The W8-BEN form withholding “is imposed on the gross amount paid and is generally collected by withholding under section 1441” (see purpose of form). But section 1441, withholding of tax on nonresident aliens, states:
Except as otherwise provided in subsection ©, all persons, in whatever capacity acting (including lessees or mortgagors of real or personal property, fiduciaries, employers, and all officers and employees of the United States) having the control, receipt, custody, disposal, or payment of any of the items of income specified in subsection (b) (to the extent that any of such items constitutes gross income from sources within the United States), of any nonresident alien individual or of any foreign partnership shall (except as otherwise provided in regulations prescribed by the Secretary under section 874) deduct and withhold from such items a tax equal to 30 percent thereof, except that in the case of any item of income specified in the second sentence of subsection (b), the tax shall be equal to 14 percent of such item.
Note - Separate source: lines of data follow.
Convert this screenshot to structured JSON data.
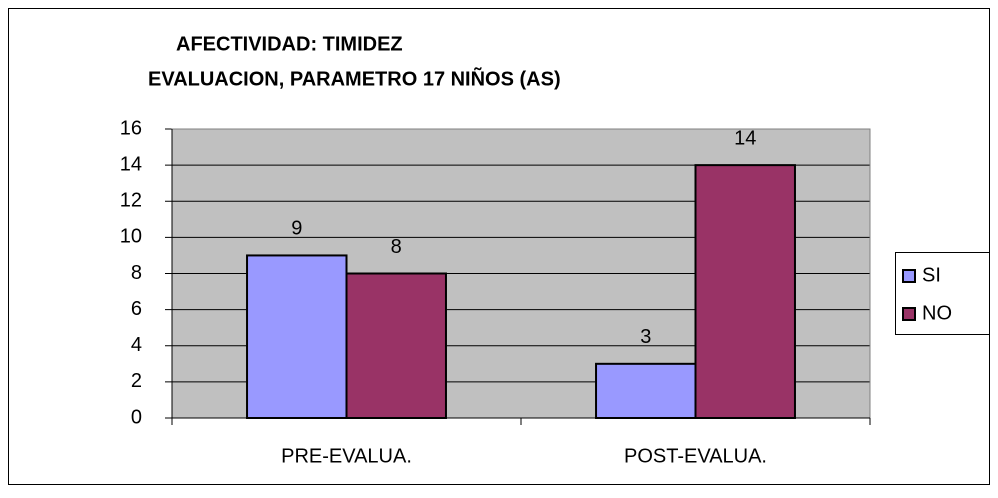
{
  "chart_data": {
    "type": "bar",
    "title": [
      "AFECTIVIDAD: TIMIDEZ",
      "EVALUACION, PARAMETRO 17 NIÑOS (AS)"
    ],
    "categories": [
      "PRE-EVALUA.",
      "POST-EVALUA."
    ],
    "series": [
      {
        "name": "SI",
        "color": "#9999ff",
        "values": [
          9,
          3
        ]
      },
      {
        "name": "NO",
        "color": "#993366",
        "values": [
          8,
          14
        ]
      }
    ],
    "ylim": [
      0,
      16
    ],
    "yticks": [
      0,
      2,
      4,
      6,
      8,
      10,
      12,
      14,
      16
    ],
    "grid": true,
    "legend": "right"
  }
}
Excluding the exceptions (which aren’t relevant here) to make the text clearer:
All persons, in whatever capacity acting having the control, receipt, custody, disposal, or payment of any of the items of income specified in subsection (b) (to the extent that any of such items constitutes **gross income from sources within the United States**), of any nonresident alien individual or of any foreign partnership shall deduct and withhold from such items a tax equal to 30 percent thereof.
But gross income is defined (see also on the IRS website 1, 2) as:
The following items of gross income shall be treated as income from sources within the United States:
- Interest
- Dividends
- Personal services. Compensation for labor or personal services performed in the United States
- except that compensation for labor or services performed in the United States shall not be deemed to be income from sources within the United States if (note: this doesn’t apply here, but might if you e.g., have a retreat or someone stays in the US for a bit).
- the labor or services are performed by a nonresident alien individual temporarily present in the United States for a period or periods not exceeding a total of 90 days during the taxable year,
- such compensation does not exceed $3,000 in the aggregate, and
- the compensation is for labor or services performed as an employee of or under a contract with
- a nonresident alien, foreign partnership, or foreign corporation, not engaged in trade or business within the United States, or
- (another case)
- In addition, compensation for labor or services performed in the United States shall not be deemed to be income from sources within the United States if the labor or services are performed by a nonresident alien individual in connection with the individual’s temporary presence in the United States as a regular member of the crew of a foreign vessel
- Rentals and royalties
- Disposition of United States real property interest
- Sale or exchange of inventory property
- Amounts received as underwriting income
- Social security benefits
- Guarantees
So income is construed such that, if you aren’t performing the services in the United States, the 30% withdrawal doesn’t apply.
Why are organizations asking for a W8-BEN, then?
Organizations are asking for a W8-BEN to establish that the recipient is not a US resident, and to leave an audit trail. Most of the time, this isn’t a problem, because most people live in organizations that are reasonably close allies of the US, and reasonably enmeshed in its financial system, with tax treaties and such.
But when there is no such tax treaty, income for non-US residents isn’t taxed at 30%. Rather, the lack of residency in the US to avoid withholding should be established in some other way, or through an W-8 BEN without claiming tax treaty benefits, so with section II unfilled.
This has been confirmed with, for instance, Rethink Priorities, but readers are encouraged to do their own research. I am not your lawyer, etc. etc.